Me: Oh, I thought you were telling a joke...#soho
JANUARY 19th, 2016
I propose if you can't turn the taxi TV off your ride should be free. #whenIruletheworld #NYCTaxi
DECEMBER 15, 2015
FB ads suggest I might want a custom cross-stitch portrait of my cat and I'm simultaneously offended and intrigued. #catlady #FacebookAds
OCTOBER 1, 2015 (when that woman had to go to the hospital with builder's foam in her hair)
I dunno, I think builder's foam was really the only way to tackle the humidity yesterday. #curlyhairproblems
AUGUST 18th, 2015
When you're on a date and ask if he thought he'd make a good PIRATE and he hears PARENT. #lotstolearn #communicationbreakdown
JULY 27th 2015
I find boxing movies to be really hit or miss. #Southpaw
May 27th, 2015
Instead of jogging now I just play the #MadMax soundtrack while I sleep and it gets me in my target heart rate zone. #fitness
MARCH 4th, 2015
When a guy tries to pick you up by telling you you're having a bad hair day. It's like, no this is pretty good, thanks. #AwkwardLifeMoments
JANUARY 20th, 2015
Plane hasn't even taken off and already I've picked out the jerk I'll eat first in the event we crash on a desert island. #assholesgofirst
NOVEMBER 22nd, 2015 (NOTE: I don't remember what I was angry at...)
I'm at 'yelp-review' level anger. #williamsburg
NOVEMBER 18th 2015
'I feel like I'm on that show where they make the drugs' she said while I watched her bleach her shower mat in a bucket. #BreakingBad
NOVEMBER 13th 2015
The guy taking my visa photo told me my face says: shut your face or I'll punch u, n-word.
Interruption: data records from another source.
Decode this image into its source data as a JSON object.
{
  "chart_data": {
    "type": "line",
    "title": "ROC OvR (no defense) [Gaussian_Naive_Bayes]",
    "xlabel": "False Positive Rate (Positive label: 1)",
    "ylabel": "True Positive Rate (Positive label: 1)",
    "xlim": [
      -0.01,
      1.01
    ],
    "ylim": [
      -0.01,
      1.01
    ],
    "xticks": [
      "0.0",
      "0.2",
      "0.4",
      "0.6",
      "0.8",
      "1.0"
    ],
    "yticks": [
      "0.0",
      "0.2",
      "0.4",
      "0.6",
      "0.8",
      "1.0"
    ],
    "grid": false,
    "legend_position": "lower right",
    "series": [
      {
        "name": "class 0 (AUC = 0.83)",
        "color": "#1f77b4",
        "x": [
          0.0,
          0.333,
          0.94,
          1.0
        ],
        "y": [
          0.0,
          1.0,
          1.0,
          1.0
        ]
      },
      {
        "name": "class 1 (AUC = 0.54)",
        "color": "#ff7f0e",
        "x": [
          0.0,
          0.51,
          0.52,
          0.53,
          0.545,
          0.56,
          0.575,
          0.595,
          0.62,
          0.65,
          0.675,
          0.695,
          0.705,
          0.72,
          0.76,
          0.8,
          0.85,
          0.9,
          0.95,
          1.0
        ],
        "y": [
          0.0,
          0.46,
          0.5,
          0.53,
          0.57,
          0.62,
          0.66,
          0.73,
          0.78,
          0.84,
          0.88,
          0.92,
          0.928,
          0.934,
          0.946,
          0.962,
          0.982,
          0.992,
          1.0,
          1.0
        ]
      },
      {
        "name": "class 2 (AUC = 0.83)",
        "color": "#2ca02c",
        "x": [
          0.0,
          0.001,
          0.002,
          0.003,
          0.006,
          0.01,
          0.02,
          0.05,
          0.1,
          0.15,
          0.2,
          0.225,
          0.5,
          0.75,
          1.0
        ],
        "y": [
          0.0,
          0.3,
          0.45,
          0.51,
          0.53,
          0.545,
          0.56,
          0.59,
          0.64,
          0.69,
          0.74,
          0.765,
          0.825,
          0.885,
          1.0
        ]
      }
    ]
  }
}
Which is hysterical if u know me. Which u don't.
NOVEMBER 11th, 2014 (I don't remember this date....)
Is it good strategy to tell a guy to 'lower his expectations' before a date? I like setting up for surprise and not disappointment.
OCTOBER 10, 2014
last night I dreamed I invented a new dessert. I woke up set to become a titan of the dessert industry. Then I realized I invented cobbler.
OCTOBER 1st, 2014
Communicating with people is hurting my face holder.